The following are the main contributions of the paper:

  • The paper proposes a novel exploration-based sampling criteria called Graph density leveraging a \(k\) graph with Manhattan distance (and \(k = 10\) ) which is weighted with a Gaussian kernel and normalized by number of edges, and used to rank the data points corresponding to the representatives. The main intuition is that each class representative is highly embedded in the graph and, thus is well-connected having many edges. The normalization and weight reduction of direct neighbors avoid over-sampling dense regions or outliers. It is more robust than the Node potential criteria due the underlying \(k\) graph structure.
  • The paper empirically shows that no single criterion works best across all datasets.
  • The paper integrates the probability of switching between exploration and exploitation into the already parameterized time-varying AL framework so that there is always a mix of two criteria.
  • Since previous reward rescaling functions do not generalize well to new datasets, the paper proposes a new rescaling function to map all previously observed rewards in the interval \([-1, 1]\).
  • The authors also propose a new reward function using the difference in the overall entropies between the two time steps. This is closer to the learning progress of the classifier instead of just a change in the prediction.
  • The main AL process is formulated as a Markov decision process which is learnt using the Q-learning method. This is a model-free and computationally efficient RL algorithm. There are only two parameters for Q-learning and no dataset-specific tuning is needed.
  • To tackle the challenge of initialization with empty Q table and to avoid the computationally method of visiting each state-action-pair, the authors propose a guided initialization phase.

What do you think are the downsides of the work?

The authors run several experiments to show that their novel sampling criterion works best compared to other explorative criteria and that time-varying strategies are better than fixed ones. Their proposed MDP-based method, RALF, outperforms the compared methods and works well in the multi-class scenario for three different datasets. However, there are a few downsides to this work.

  • Kernel and classifier - The authors choose a \(k\) -NN-based label propagation (LP) and RBF-based SVM classifier and show that LP consistently does better than SVM and all subsequent experiments are thus done only on LP. It is not clear from the experiments if the choice of kernel affects the classification performance and the AL process. An additional RBF-based LP could have been included to solve this ambiguity. Also, the results of subsequent experiments might differ with a different classifier.

  • Task and dataset - The authors choose three different multi-class datasets with varying difficulty. However, all experiments show the out-performance of the method only on a single task of multi-class object classification. It is not obvious if the proposed method would generalize to other tasks and domains, either in computer vision, NLP or time series data.

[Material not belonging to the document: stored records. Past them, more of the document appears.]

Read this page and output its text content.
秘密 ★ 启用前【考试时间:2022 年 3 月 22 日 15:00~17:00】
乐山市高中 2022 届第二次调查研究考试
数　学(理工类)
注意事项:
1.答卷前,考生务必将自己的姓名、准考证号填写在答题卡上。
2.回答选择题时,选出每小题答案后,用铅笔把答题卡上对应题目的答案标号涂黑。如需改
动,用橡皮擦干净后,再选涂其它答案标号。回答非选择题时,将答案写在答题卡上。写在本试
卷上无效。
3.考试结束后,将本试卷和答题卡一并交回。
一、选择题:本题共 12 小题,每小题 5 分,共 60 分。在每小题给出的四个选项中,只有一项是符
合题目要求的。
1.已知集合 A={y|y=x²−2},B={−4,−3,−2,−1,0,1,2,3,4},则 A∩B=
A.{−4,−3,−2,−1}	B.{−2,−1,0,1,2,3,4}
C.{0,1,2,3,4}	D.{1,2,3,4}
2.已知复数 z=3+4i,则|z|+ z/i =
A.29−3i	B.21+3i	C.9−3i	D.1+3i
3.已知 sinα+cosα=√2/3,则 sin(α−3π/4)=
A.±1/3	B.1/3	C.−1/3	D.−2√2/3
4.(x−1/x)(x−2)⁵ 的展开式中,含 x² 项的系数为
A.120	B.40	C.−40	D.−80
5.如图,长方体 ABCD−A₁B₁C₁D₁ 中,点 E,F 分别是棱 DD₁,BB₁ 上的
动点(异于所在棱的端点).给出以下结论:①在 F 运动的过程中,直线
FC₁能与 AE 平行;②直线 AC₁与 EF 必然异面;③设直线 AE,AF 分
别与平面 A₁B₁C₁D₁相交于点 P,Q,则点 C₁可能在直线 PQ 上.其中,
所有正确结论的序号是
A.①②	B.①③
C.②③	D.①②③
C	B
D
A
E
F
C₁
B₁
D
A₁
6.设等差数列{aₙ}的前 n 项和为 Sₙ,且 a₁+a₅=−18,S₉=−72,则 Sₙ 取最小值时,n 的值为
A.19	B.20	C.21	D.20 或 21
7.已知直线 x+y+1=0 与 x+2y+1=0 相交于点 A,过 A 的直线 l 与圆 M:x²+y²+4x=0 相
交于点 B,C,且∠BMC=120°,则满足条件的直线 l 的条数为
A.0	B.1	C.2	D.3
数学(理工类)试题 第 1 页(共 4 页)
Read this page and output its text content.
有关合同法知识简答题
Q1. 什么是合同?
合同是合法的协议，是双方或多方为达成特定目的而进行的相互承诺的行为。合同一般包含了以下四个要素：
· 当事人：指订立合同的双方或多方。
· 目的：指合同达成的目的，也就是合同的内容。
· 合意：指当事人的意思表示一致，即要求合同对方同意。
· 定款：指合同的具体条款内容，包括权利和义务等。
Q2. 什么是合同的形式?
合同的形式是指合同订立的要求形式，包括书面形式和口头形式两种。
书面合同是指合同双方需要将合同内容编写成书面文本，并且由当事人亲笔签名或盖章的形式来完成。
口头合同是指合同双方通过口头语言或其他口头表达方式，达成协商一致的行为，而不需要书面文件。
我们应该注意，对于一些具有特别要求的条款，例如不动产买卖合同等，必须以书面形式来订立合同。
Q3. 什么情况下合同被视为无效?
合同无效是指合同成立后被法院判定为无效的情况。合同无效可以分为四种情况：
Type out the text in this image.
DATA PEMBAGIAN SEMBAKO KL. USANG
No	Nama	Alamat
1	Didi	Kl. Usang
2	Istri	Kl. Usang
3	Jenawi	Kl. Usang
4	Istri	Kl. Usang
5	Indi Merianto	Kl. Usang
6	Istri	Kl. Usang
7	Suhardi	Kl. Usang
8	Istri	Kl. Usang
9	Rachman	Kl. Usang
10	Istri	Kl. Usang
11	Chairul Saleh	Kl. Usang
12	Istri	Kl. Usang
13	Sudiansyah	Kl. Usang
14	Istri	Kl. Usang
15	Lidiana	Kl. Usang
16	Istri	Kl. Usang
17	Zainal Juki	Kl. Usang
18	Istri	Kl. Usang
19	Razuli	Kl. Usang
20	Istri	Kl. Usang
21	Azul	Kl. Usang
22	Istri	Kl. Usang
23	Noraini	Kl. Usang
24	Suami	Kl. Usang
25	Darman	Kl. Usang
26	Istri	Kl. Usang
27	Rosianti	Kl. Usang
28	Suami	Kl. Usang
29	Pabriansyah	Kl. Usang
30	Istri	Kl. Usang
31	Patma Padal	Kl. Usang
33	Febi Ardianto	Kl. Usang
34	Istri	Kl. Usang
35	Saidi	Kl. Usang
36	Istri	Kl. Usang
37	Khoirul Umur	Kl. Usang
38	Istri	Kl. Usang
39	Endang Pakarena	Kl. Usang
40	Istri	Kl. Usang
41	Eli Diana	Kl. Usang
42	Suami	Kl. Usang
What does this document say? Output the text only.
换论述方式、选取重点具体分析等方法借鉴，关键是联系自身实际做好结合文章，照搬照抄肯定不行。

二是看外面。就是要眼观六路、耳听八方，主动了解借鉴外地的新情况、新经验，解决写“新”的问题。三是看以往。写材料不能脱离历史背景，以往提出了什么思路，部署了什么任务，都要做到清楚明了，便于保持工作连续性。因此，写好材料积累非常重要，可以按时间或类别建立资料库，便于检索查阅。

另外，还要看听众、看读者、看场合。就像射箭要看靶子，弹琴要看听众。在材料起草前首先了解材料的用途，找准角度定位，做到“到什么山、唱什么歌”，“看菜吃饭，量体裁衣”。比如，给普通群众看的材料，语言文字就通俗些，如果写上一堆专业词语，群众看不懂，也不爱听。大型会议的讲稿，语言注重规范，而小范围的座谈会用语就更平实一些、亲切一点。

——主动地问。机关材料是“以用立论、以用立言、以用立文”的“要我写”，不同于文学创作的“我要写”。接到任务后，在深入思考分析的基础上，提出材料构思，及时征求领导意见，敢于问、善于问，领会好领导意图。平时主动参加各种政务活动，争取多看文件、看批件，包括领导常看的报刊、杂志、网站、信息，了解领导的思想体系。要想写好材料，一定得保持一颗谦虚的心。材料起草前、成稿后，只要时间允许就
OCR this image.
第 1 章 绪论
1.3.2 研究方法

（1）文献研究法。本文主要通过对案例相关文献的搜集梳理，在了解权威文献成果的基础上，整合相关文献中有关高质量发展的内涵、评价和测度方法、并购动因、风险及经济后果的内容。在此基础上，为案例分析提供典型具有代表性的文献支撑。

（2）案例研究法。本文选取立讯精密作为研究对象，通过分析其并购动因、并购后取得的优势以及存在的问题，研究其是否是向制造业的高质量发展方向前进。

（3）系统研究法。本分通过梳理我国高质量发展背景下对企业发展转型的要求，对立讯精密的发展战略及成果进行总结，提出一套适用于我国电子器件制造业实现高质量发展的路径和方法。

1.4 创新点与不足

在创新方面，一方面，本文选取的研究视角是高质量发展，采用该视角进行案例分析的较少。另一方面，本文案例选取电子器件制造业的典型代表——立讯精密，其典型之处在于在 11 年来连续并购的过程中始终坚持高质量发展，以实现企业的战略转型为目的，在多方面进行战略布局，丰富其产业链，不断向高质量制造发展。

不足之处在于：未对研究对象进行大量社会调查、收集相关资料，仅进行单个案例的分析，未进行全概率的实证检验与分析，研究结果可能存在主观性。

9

  • Limited sampling criteria - The parameterization of the AL framework to balance between explorative and exploitative sampling limits the strategies to only a mixture of two criteria, one from each category.

  • Fixed trade-offs - The authors also use \(n\) fixed trade-offs in \([0, 1]\) and argue that it is still time-varying since it can switch between different actions. However, the range of possible time-varying strategies still becomes limited.

  • RL algorithm - The authors choose Q-Learning for learning the strategies. As the authors point out, Q-learning is computationally efficient only when the number of states and actions are kept small to speed up initialization, thus defeating the flexibility with a much lesser range of strategies.

Minor point - \(U\) is overloaded, i.e. in Sec. 3.1, \(U\) denotes the set of all unlabeled examples and in Sec. 6, \(U\) denotes the set of all uncertainty-based criteria.

References

[1] Sandra Ebert, Mario Fritz, and Bernt Schiele. Ralf: A reinforced active learning formulation for object class recognition. In 2012 IEEE Conference on Computer Vision and Pattern Recognition, pages 3626–3633. IEEE, 2012.